No Santuário da Nazaré, a venerada imagem é de madeira de oliveira. Está colocada numa maquineta, por detrás e acima do altar-mor. Acede-se a ela por uma escadaria de ferro que há na sacristia (8).

Isis e a Virgem da Nazaré

Afigura-se evidente que o actual culto de Nossa Senhora da Nazaré tem, como precedente remoto, o culto de Ísis, que ali existia séculos antes de o cristianismo se implantar na região, precedendo o culto mariano, que, como já se disse, data do século XII, e o uso das imagens, que é posterior aos séculos XI-XII.
Como e evidente, parte do culto de Maria é o culminar do culto da Lua, que foi considerada uma potência divina com influência na fecundidade humana, animal e vegetal.
A relação entre a Lua, a procriação humana e as crianças é evidente em diversas tradições populares actuais.  
Foi S. Bernardo que inventou o vocábulo “Nossa Senhora” (9).

 

 

À esquerda: Ísis, Museu do Louvre, Paris
À direita: Virgem do Leite. “Mestre da Lourinhã”, séc. XVI, Casa-Museu Medeiros e Almeida, Lisboa

Encontra-se o tema da “Nossa Senhora do Leite” em alguns frescos do século II, nas catacumbas romanas. Durante a Contra-Reforma, quando se multiplicou a representação de seres divinos sob a forma de imagens, como reacção contra o protestantismo, a Virgem ficou também associada à Lua representando Nossa Senhora da Conceição (a que concebe e amamenta), com o quarto crescente lunar aos pés. Estas imagens ficaram conhecidas como “Virgens do Leite”.
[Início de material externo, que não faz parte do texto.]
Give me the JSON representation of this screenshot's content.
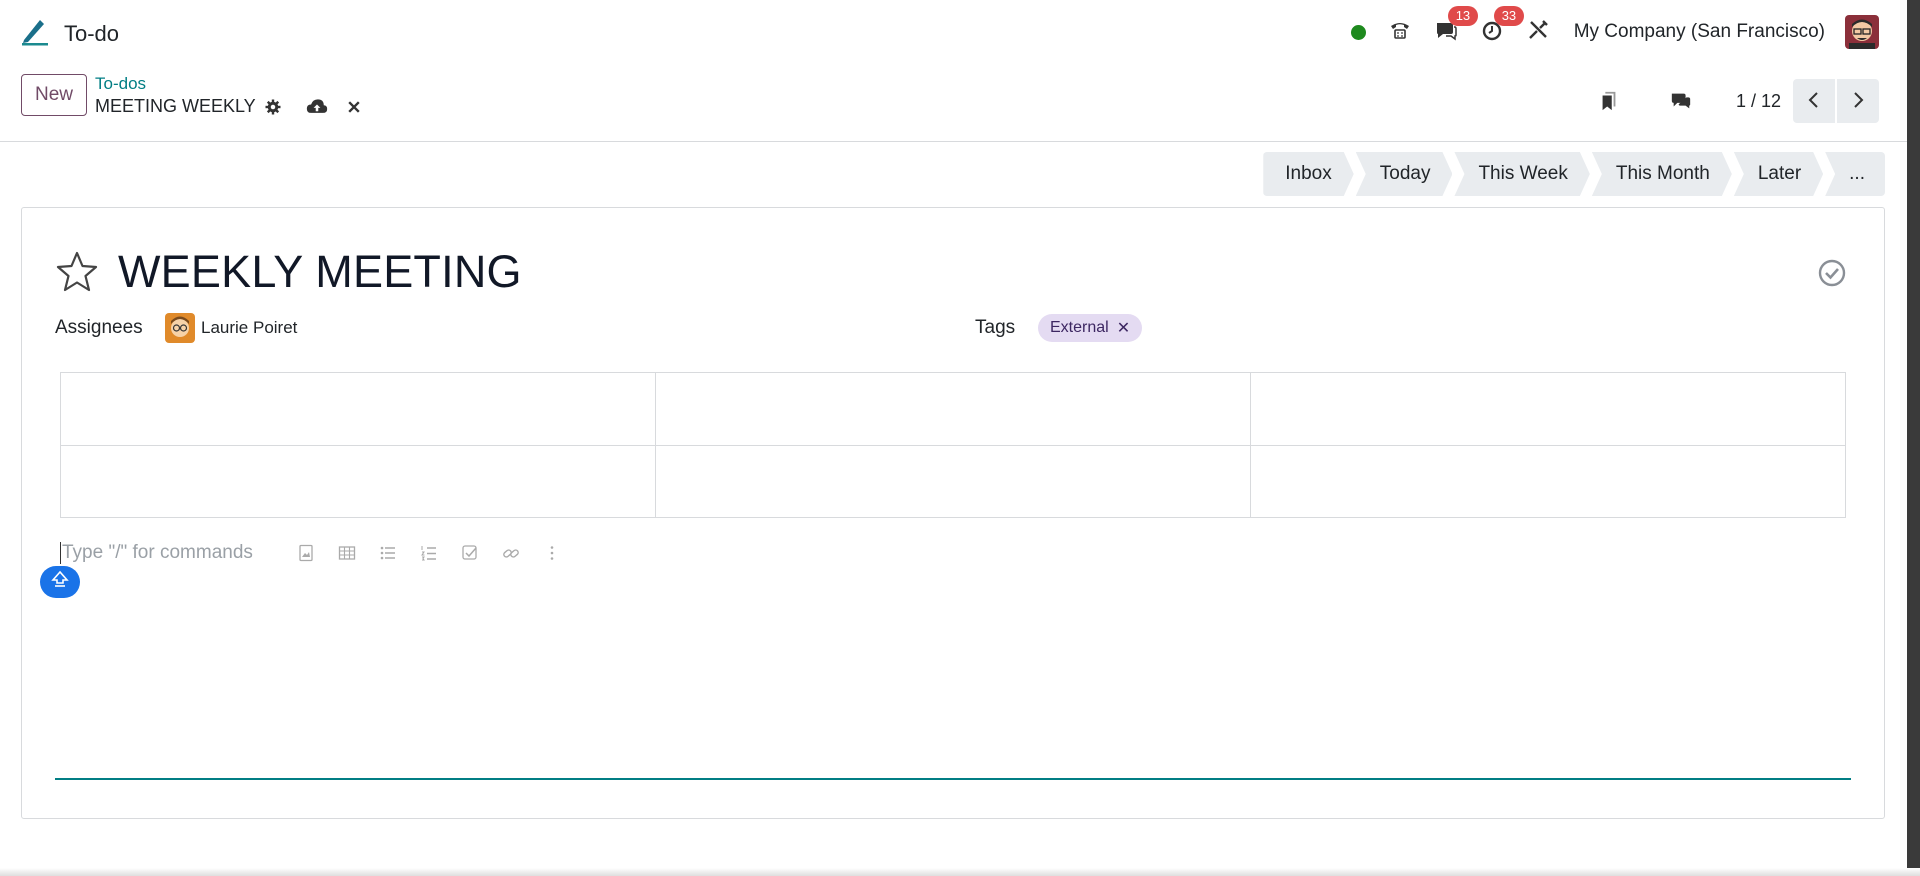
{
  "navbar": {
    "app_title": "To-do",
    "badges": {
      "messages": "13",
      "activities": "33"
    },
    "company": "My Company (San Francisco)"
  },
  "control_panel": {
    "new_label": "New",
    "breadcrumb_parent": "To-dos",
    "record_name": "MEETING WEEKLY",
    "pager": "1 / 12"
  },
  "stages": [
    "Inbox",
    "Today",
    "This Week",
    "This Month",
    "Later",
    "..."
  ],
  "form": {
    "title": "WEEKLY MEETING",
    "assignees_label": "Assignees",
    "assignee_name": "Laurie Poiret",
    "tags_label": "Tags",
    "tag": "External",
    "tag_remove": "✕",
    "editor_placeholder": "Type \"/\" for commands"
  },
  "colors": {
    "primary": "#714b67",
    "link": "#017e84",
    "badge": "#e04a4a",
    "presence": "#1e8a1e",
    "tag_bg": "#e4dbf2",
    "fab": "#1a73e8"
  },
  "icons": [
    "pencil-logo-icon",
    "presence-dot",
    "phone-icon",
    "chat-icon",
    "clock-icon",
    "tools-icon",
    "gear-icon",
    "cloud-upload-icon",
    "close-icon",
    "bookmark-icon",
    "comments-icon",
    "chevron-left-icon",
    "chevron-right-icon",
    "star-icon",
    "check-circle-icon",
    "image-icon",
    "table-icon",
    "bullet-list-icon",
    "numbered-list-icon",
    "checklist-icon",
    "link-icon",
    "more-vertical-icon"
  ]
}
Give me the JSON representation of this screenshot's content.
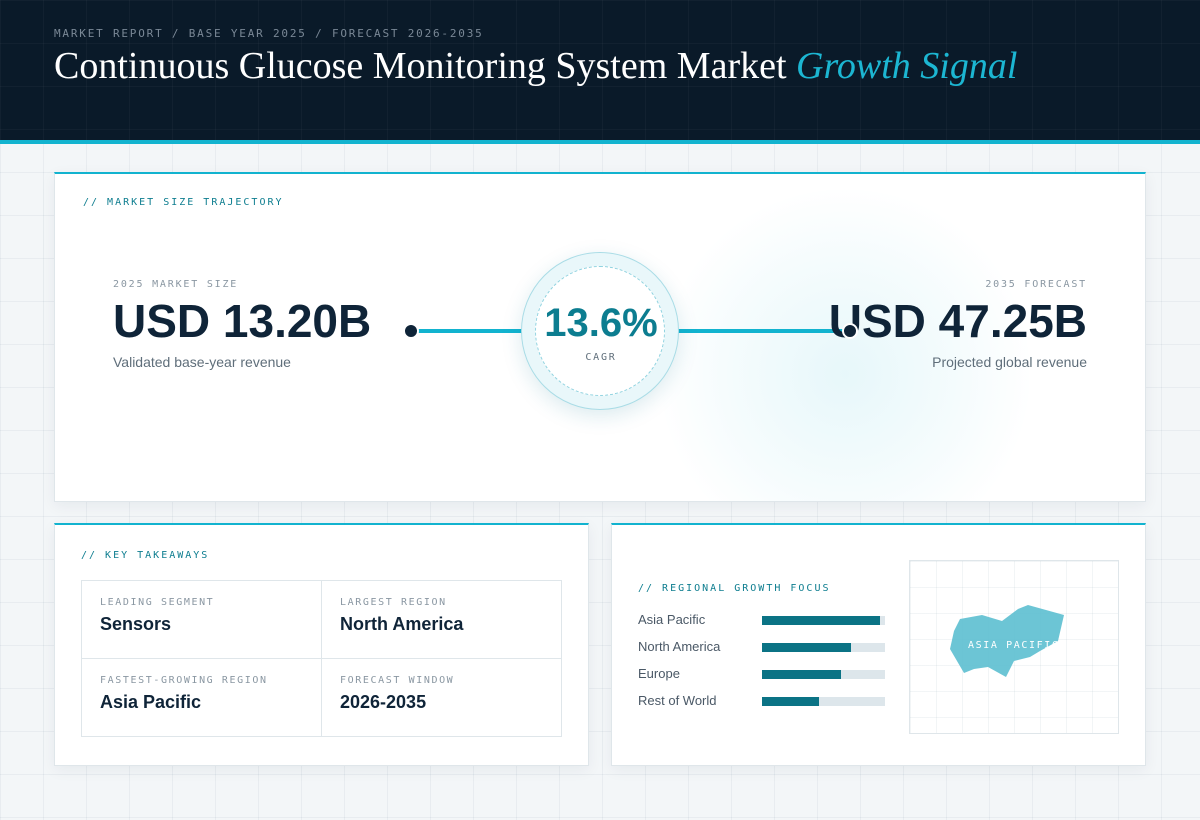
{
  "header": {
    "eyebrow": "MARKET REPORT / BASE YEAR 2025 / FORECAST 2026-2035",
    "title_main": "Continuous Glucose Monitoring System Market",
    "title_accent": "Growth Signal"
  },
  "trajectory": {
    "section_label": "// MARKET SIZE TRAJECTORY",
    "start": {
      "label": "2025 MARKET SIZE",
      "value": "USD 13.20B",
      "caption": "Validated base-year revenue"
    },
    "cagr": {
      "value": "13.6%",
      "label": "CAGR"
    },
    "end": {
      "label": "2035 FORECAST",
      "value": "USD 47.25B",
      "caption": "Projected global revenue"
    }
  },
  "takeaways": {
    "section_label": "// KEY TAKEAWAYS",
    "items": [
      {
        "label": "LEADING SEGMENT",
        "value": "Sensors"
      },
      {
        "label": "LARGEST REGION",
        "value": "North America"
      },
      {
        "label": "FASTEST-GROWING REGION",
        "value": "Asia Pacific"
      },
      {
        "label": "FORECAST WINDOW",
        "value": "2026-2035"
      }
    ]
  },
  "regional": {
    "section_label": "// REGIONAL GROWTH FOCUS",
    "bars": [
      {
        "name": "Asia Pacific",
        "fraction": 0.96
      },
      {
        "name": "North America",
        "fraction": 0.72
      },
      {
        "name": "Europe",
        "fraction": 0.64
      },
      {
        "name": "Rest of World",
        "fraction": 0.46
      }
    ],
    "map_label": "ASIA PACIFIC"
  },
  "colors": {
    "accent": "#12b3cf",
    "header_bg": "#0a1a29",
    "bar_fill": "#0b7385",
    "map_region": "#5cbfd0"
  }
}
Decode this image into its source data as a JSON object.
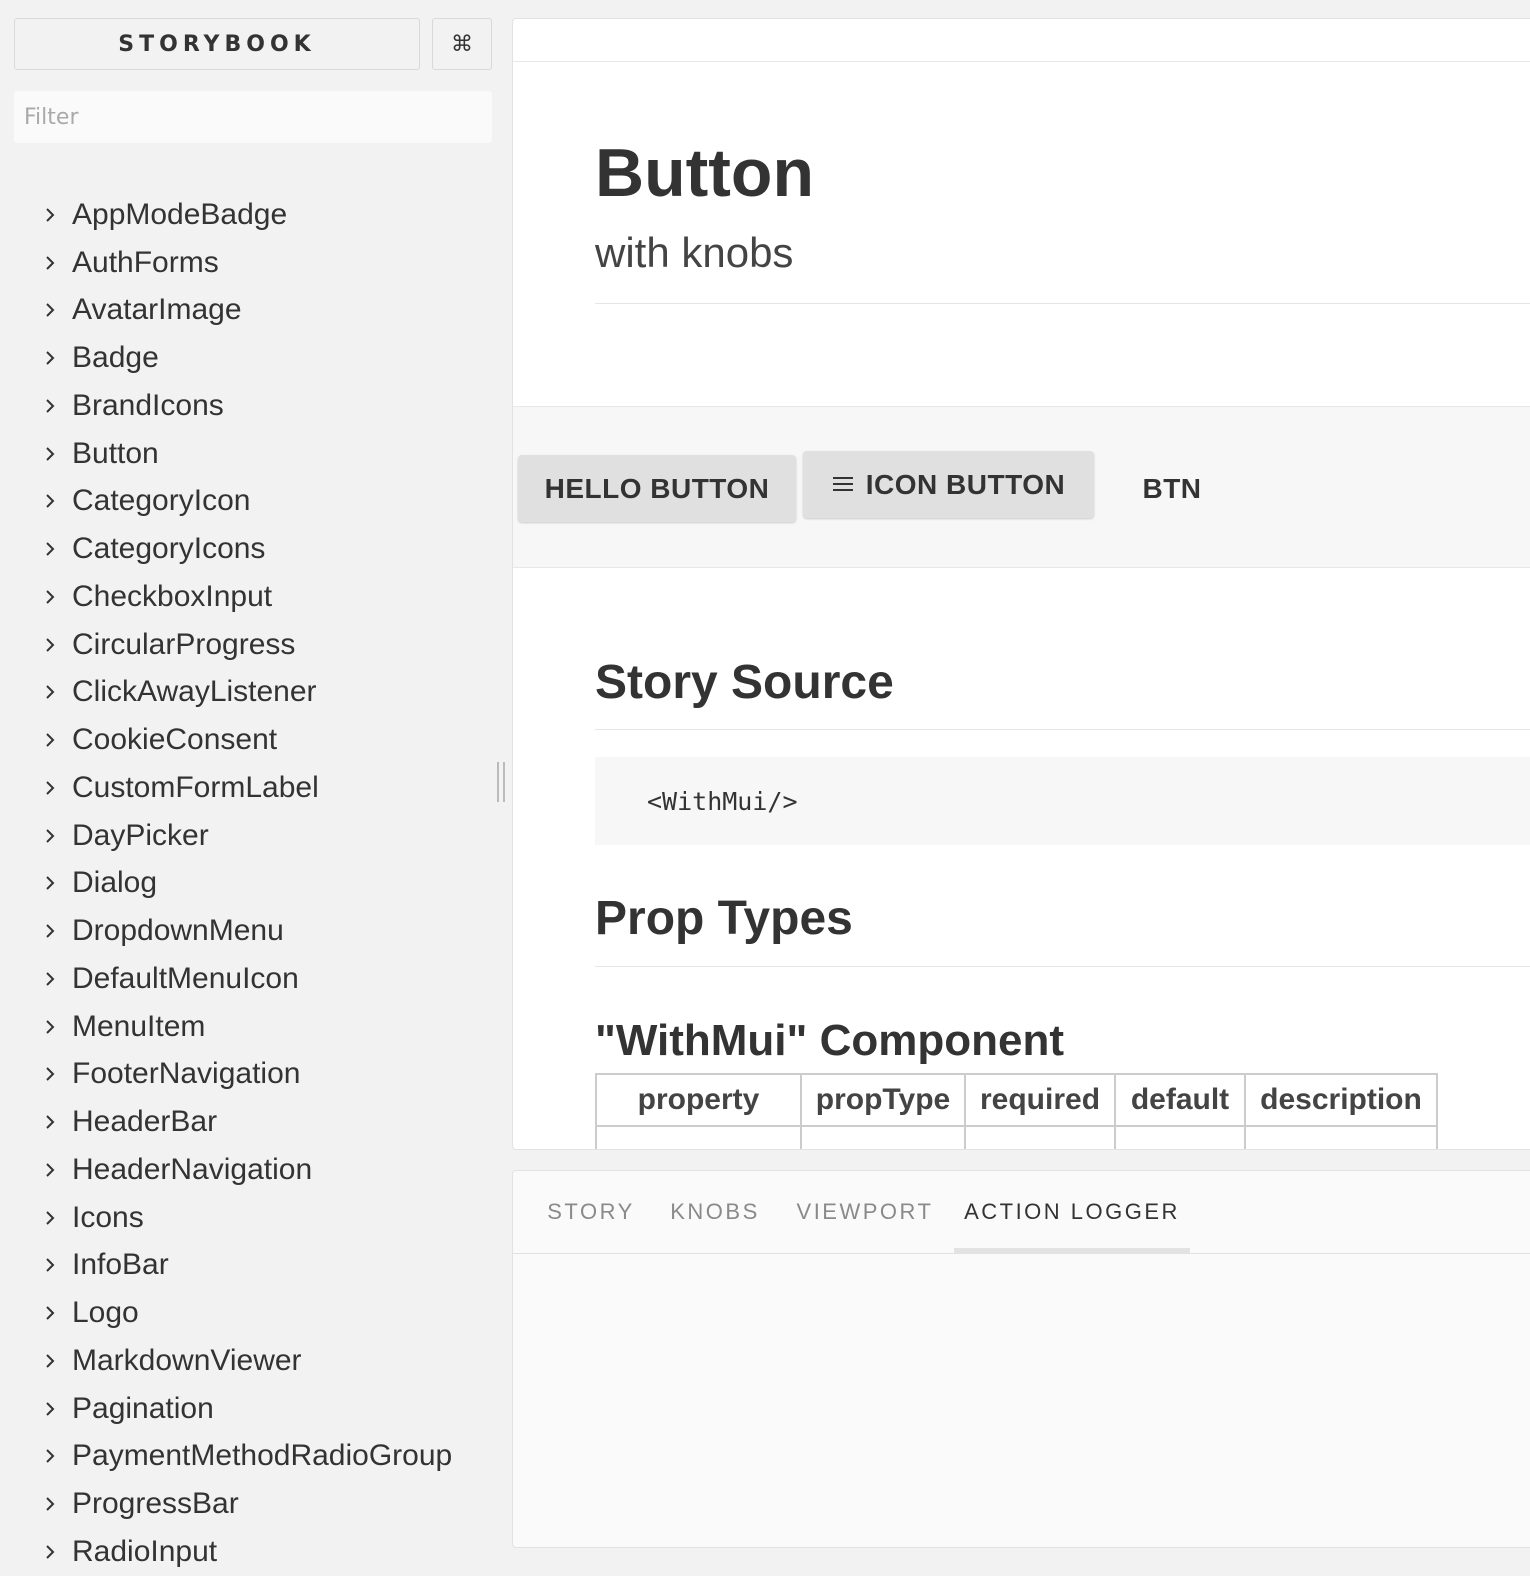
{
  "sidebar": {
    "title": "STORYBOOK",
    "shortcut_icon": "command-icon",
    "shortcut_symbol": "⌘",
    "filter": {
      "placeholder": "Filter",
      "value": ""
    },
    "items": [
      {
        "label": "AppModeBadge"
      },
      {
        "label": "AuthForms"
      },
      {
        "label": "AvatarImage"
      },
      {
        "label": "Badge"
      },
      {
        "label": "BrandIcons"
      },
      {
        "label": "Button"
      },
      {
        "label": "CategoryIcon"
      },
      {
        "label": "CategoryIcons"
      },
      {
        "label": "CheckboxInput"
      },
      {
        "label": "CircularProgress"
      },
      {
        "label": "ClickAwayListener"
      },
      {
        "label": "CookieConsent"
      },
      {
        "label": "CustomFormLabel"
      },
      {
        "label": "DayPicker"
      },
      {
        "label": "Dialog"
      },
      {
        "label": "DropdownMenu"
      },
      {
        "label": "DefaultMenuIcon"
      },
      {
        "label": "MenuItem"
      },
      {
        "label": "FooterNavigation"
      },
      {
        "label": "HeaderBar"
      },
      {
        "label": "HeaderNavigation"
      },
      {
        "label": "Icons"
      },
      {
        "label": "InfoBar"
      },
      {
        "label": "Logo"
      },
      {
        "label": "MarkdownViewer"
      },
      {
        "label": "Pagination"
      },
      {
        "label": "PaymentMethodRadioGroup"
      },
      {
        "label": "ProgressBar"
      },
      {
        "label": "RadioInput"
      }
    ]
  },
  "preview": {
    "title": "Button",
    "subtitle": "with knobs",
    "buttons": {
      "hello": "HELLO BUTTON",
      "icon": "ICON BUTTON",
      "icon_name": "menu-icon",
      "plain": "BTN"
    },
    "story_source_heading": "Story Source",
    "code": "<WithMui/>",
    "prop_types_heading": "Prop Types",
    "component_heading": "\"WithMui\" Component",
    "table": {
      "headers": [
        "property",
        "propType",
        "required",
        "default",
        "description"
      ]
    }
  },
  "addons": {
    "tabs": [
      {
        "label": "STORY",
        "active": false
      },
      {
        "label": "KNOBS",
        "active": false
      },
      {
        "label": "VIEWPORT",
        "active": false
      },
      {
        "label": "ACTION LOGGER",
        "active": true
      }
    ]
  },
  "colors": {
    "sidebar_bg": "#f2f2f2",
    "panel_bg": "#ffffff",
    "button_bg": "#e0e0e0",
    "text": "#333333",
    "muted_text": "#8a8a8a"
  }
}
A devoção a Nossa Senhora da Nazaré, que tem o cunho de uma população que vive de uma economia em que a pesca e a faina marítima têm lugar tão importante quanto arriscado, está de acordo com o culto da “Ísis dos Navegantes”, que abria oficialmente a época da faina piscatória. No tempo do Império Romano, este período iniciava--se em 5 de Março, precisamente sob os auspícios de Ísis.

Vamos concluir.
Não podemos considerar as religiões anteriores ao cristianismo como inferiores apenas porque o precederam. Não há, por isso, “um antes” e “um depois” de Cristo, um “absolutamente falso” e um “absolutamente verdadeiro”, como se afigura perceptível nos ensinamentos das várias confissões cristãs que, paradoxalmente — e na tentativa de assimilar esses cultos, costumes, crenças e rituais antigos — se converteram nos seus fiéis guardiães (10).

As imagens usadas nos antigos rituais, como os símbolos da mitologia, funcionavam como modelos para transmissão de conhecimentos e levaram sempre a sua mensagem ao espírito humano numa linha evolutiva contínua, mesmo que nele não houvesse consciência dessa realidade (11). Embora a crítica religiosa as considere superstição, tal não impede que se reconheça o “valor da persistente adopção pelas religiões novas (como o cristianismo), de costumes antigos do culto, para não ferir ou chocar demasiado os hábitos e aproveitar o já consagrado, tanto mais que, no fundo, é a mesma divindade única que é adorada, ainda que sob diferentes concepções, nomes, crenças, práticas e objectos, certamente muitos deles ilusórios ou ignorantes, mas muitos outros reveladores de conhecimentos subtis e saberes intuitivos ou capazes de serem salvíficos (12).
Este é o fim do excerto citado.